Align Technology Preferences and Needs

Different stakeholders in workers’ comp have different preferences regarding the technology they use for day-to-day tasks.

For instance, our research indicates that injured workers prefer text message updates, while examiners more often prefer email updates. And it’s no secret that too many notifications – especially ones containing information that stakeholders don’t prioritize – can be overwhelming.

Concurrently, more tech-savvy claims professionals may be accustomed to more advanced technology with customizable features. These employees may feel that technology used in the workers’ comp industry is outdated, especially considering current consumer technology on the market.

Development of future solutions and enhancements must find a way to balance these preferences to improve staff satisfaction and productivity, and to keep workers’ comp programs running smoothly. One approach to accommodating the different and evolving needs of different stakeholders? Built-in user preferences that allow users to choose how they display and customize applications to best fit their needs.

4

Incorporate Intelligent Automation

Claims examiners are true jacks-of-all-trades and have a wide range of different knowledge sets, but they may need more in-depth expertise to make claim decisions, especially in unique or complex cases.

Seeking out information can be time consuming, and sometimes what is being asked of them is beyond their scope. For example, claims may have clinical warning signs that are not immediately obvious. Incorporating evidence-based medicine and other advanced logic can help identify concerns within claims faster and get them in front of the right people.

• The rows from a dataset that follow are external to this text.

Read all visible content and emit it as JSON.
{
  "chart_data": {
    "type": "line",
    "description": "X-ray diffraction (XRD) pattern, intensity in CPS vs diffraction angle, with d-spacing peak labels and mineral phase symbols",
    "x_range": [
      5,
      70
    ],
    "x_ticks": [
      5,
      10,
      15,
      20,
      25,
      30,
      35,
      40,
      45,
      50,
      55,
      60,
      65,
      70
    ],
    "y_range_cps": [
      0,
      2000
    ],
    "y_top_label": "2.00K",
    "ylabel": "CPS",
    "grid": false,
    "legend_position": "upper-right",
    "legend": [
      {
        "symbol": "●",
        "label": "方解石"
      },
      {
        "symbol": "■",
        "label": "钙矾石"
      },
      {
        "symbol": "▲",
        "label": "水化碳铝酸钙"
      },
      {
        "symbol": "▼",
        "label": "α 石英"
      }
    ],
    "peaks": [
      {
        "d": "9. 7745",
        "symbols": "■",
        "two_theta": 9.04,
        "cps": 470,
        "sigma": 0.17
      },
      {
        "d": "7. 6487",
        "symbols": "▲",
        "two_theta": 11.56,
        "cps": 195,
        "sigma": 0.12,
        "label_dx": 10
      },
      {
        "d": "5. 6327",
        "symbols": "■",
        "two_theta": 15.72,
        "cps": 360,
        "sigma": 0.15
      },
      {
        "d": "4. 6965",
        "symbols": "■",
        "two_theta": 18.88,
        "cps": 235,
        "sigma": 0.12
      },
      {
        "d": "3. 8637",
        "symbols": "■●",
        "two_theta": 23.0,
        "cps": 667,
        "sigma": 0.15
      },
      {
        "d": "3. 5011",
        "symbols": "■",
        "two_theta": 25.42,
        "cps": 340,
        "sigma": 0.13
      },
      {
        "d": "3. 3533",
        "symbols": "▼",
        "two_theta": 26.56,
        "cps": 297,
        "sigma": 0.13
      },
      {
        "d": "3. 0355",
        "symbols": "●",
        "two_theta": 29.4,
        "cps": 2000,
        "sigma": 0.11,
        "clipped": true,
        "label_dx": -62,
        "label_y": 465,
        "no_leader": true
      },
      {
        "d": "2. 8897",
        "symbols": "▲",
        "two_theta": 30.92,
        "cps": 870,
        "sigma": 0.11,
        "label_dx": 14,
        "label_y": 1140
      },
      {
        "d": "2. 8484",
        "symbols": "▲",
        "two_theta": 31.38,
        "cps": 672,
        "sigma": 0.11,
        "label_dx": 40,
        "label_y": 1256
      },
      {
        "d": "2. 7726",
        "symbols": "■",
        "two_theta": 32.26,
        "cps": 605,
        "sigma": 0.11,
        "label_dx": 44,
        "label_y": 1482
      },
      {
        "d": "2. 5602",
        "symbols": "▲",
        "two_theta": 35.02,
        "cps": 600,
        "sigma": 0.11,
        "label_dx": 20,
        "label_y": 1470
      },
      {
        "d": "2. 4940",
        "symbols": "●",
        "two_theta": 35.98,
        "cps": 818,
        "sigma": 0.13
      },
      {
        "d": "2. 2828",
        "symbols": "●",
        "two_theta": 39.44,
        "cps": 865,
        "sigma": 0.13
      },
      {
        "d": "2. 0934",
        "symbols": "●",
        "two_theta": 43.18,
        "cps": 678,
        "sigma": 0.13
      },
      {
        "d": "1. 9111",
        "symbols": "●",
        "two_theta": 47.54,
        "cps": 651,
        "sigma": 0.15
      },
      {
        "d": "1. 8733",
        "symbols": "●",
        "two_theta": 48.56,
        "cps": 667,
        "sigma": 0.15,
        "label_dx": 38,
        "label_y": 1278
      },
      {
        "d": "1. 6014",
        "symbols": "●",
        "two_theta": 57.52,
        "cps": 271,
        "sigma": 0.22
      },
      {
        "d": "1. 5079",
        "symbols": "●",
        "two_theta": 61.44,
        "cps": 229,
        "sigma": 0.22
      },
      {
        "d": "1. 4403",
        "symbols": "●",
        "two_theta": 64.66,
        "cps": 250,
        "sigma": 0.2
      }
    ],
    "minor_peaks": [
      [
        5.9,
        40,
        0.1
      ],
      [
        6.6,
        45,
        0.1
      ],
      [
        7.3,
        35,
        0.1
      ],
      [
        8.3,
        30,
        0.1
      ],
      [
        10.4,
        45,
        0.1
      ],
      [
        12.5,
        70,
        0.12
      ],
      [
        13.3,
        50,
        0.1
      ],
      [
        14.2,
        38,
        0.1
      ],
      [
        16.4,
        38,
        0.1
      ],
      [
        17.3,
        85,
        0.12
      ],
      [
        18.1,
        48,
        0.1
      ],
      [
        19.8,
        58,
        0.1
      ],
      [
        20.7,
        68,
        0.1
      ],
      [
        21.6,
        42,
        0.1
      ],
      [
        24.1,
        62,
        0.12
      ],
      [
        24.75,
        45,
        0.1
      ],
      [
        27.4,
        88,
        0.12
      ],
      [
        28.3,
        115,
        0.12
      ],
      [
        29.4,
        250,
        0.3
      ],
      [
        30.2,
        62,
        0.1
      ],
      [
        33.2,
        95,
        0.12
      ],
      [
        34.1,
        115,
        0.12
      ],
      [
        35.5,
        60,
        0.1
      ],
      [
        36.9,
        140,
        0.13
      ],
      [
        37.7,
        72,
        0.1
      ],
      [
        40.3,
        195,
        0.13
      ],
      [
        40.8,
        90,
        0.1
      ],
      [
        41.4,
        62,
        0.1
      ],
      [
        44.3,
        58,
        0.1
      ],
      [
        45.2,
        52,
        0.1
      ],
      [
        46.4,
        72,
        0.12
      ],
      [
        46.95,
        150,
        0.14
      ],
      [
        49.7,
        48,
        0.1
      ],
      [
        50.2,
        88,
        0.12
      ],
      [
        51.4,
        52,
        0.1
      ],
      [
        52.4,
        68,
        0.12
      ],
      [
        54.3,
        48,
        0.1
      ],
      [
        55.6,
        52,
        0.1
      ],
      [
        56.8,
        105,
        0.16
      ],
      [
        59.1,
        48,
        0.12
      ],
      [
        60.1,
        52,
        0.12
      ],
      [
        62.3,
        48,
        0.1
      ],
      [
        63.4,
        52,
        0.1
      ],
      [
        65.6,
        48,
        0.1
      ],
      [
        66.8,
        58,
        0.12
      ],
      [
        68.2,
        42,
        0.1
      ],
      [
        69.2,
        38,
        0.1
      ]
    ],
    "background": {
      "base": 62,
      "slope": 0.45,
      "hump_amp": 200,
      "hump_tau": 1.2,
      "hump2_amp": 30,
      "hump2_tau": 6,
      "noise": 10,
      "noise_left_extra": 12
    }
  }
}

Meanwhile, workflow automation can drive a low-touch solution that takes tasks off claims examiners’ plates, providing examiners with the time and clinical guidance they need to focus on these more critical tasks.

5

Let Analytics Drive Claim and Program Management

It is rare that a decision or metric is not captured in workers’ comp (albeit often in disparate systems), creating mountains of data that has the potential to drive program performance, savings opportunities, clinical intervention opportunities, productivity, staff behavior – nearly anything imaginable.

A good analytics program can highlight these trends and guide strategy, but only if data is centralized and consumable in an easy-to-use way. Analytics tools that deliver visually intuitive data make decoding the insights simple – and these insights can help claims professionals at every level.

On a day-to-day level, these insights can prioritize risk and guide claims decisions. At a higher level, analytics can arm program managers and claims leadership with the knowledge to educate and empower their claims staff – providing visibility into program adherence and other opportunities for intervention or training.